Thanks for any help, here is the entire script if needed:

<?php
// Set variables from form.
$searchterm  = $_POST['searchterm'];
trim ($searchterm);

// Check if search term was entered.
if (!$serachterm)
{
    echo "Please enter a search term.";
}
// Add slashes to search term.
if (!get_magic_quotes_gpc())
{
    $searchterm = addcslashes($searchterm);
}

// Connects to database.
@ $dbconn = new mysqli('localhost', 'root', 'root', 'ajax_demo');
if (mysqli_connect_errno())
{
    echo "Could not connect to database. Please try again later.";
    exit;
}
// Query the database.
$query = "select * from explore where site_name like '%".$searchterm."%'";
$result = $dbconn->query($query);

// Number of rows found.
$num_results = $result->num_rows;
echo "Found: ".$num_results."</p>";

// Loops through results.
for ($i=0; $i <$num_results; $i++)
{
    $num_found = $i + 1;
    $row = $result->fetch_assoc();
    echo "$num_found. ".($row['site_name'])." <br />";
}

// Escape database.
$result->free();
$dbconn->close();
?>

Answer 1

Contrary to other answers, I think you want to use "OR" in your query, not "AND":

$query = "select * from explore where site_name like '%".$searchterm."%' or other_column like '%".$searchterm."%'";

Replace other_column with the name of a second column. You can keep repeating the part I added for each of your columns.

Note: this is assuming that your variable $searchterm has already been escaped for the database, for example with $mysqli->real_escape_string($searchterm);. Always ensure that is the case, or better yet use parameterised queries.

Similarly when outputting your variables like $row['site_name'] always make sure you escape them for HTML, for example using htmlspecialchars($row['site_name']).

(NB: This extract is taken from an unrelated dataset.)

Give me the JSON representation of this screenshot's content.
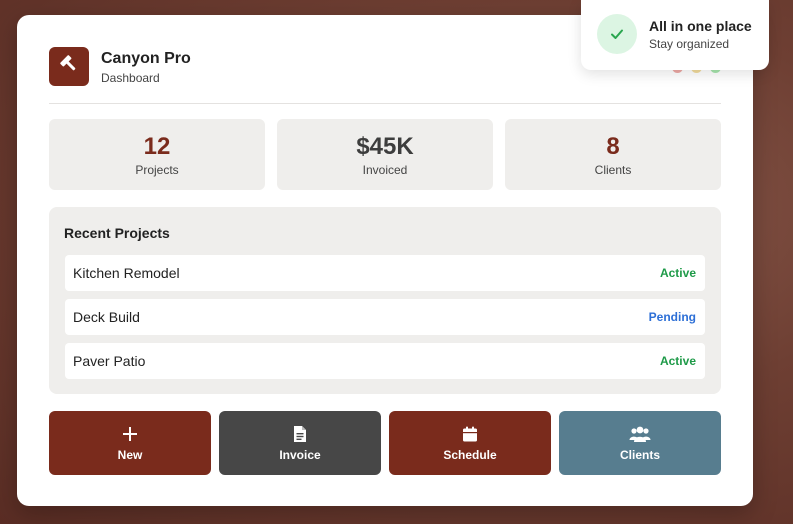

One last thing that is bugging me is when I push the submit button on a different page I always displays the message "Please enter a search term." even when I enter in something?

Make sure that both forms use the same method (post in your example). The <form> tag should have the attribute method="post".

Also, what is wrong with the line of code you mentioned? Is there an error? It should work as far as I can tell.

Answer 2

A UNION query will provide results in a more optimized fashion than simply using OR. Please note that utilizing LIKE in such a manner will not allow you to utilize any indexes you may have on your table. You can use the following to provide a more optimized query at the expense of losing a few possible results:

$query = "SELECT * FROM explore WHERE site_name LIKE '".$searchterm."%'
          UNION
          SELECT * FROM explore WHERE other_field LIKE '".$searchterm."%'
          UNION
          SELECT * FROM explore WHERE third_field LIKE '".$searchterm."%'";

This query is probably as fast as you're going to get without using FULLTEXT searching. The downside, however, is that you can only match strings beginning with the searchterm.